The Babylonian Talmud has Gemara—rabbinical analysis of and commentary on the Mishnah—on thirty-seven tractates; the Jerusalem Talmud has Gemara on thirty-nine tractates.

The fifteen Minor tractates are usually printed at the end of Seder Nezikin in the Talmud.
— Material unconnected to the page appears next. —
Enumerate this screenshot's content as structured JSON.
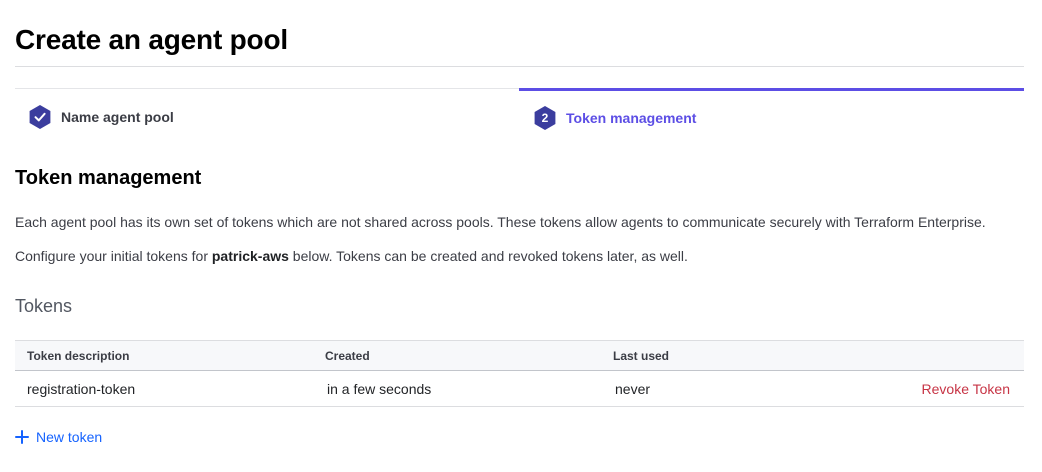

They contain diverse subjects such as Aggadah including folklore, historical anecdotes, moral exhortations, practical advice in various spheres, laws and customs pertaining to death and mourning, engagement, marriage and co-habitation, deportment, manners and behavior, maxims urging self-examination and modesty, the ways of peace between people, regulations for writing Torah scrolls, Mezuzah, and Tefillin and for making Tzitzit, as well as conversion to Judaism.

Rabbinic literature that expounds upon such Talmudic literature may organize itself similarly (e.g. the Halachot by Alfasi), but many do not (e.g. Mishneh Torah by Maimonides). Non-Mishnaic literature, such as Midrash, even when from the Mishnaic-era, is not organized into tractates.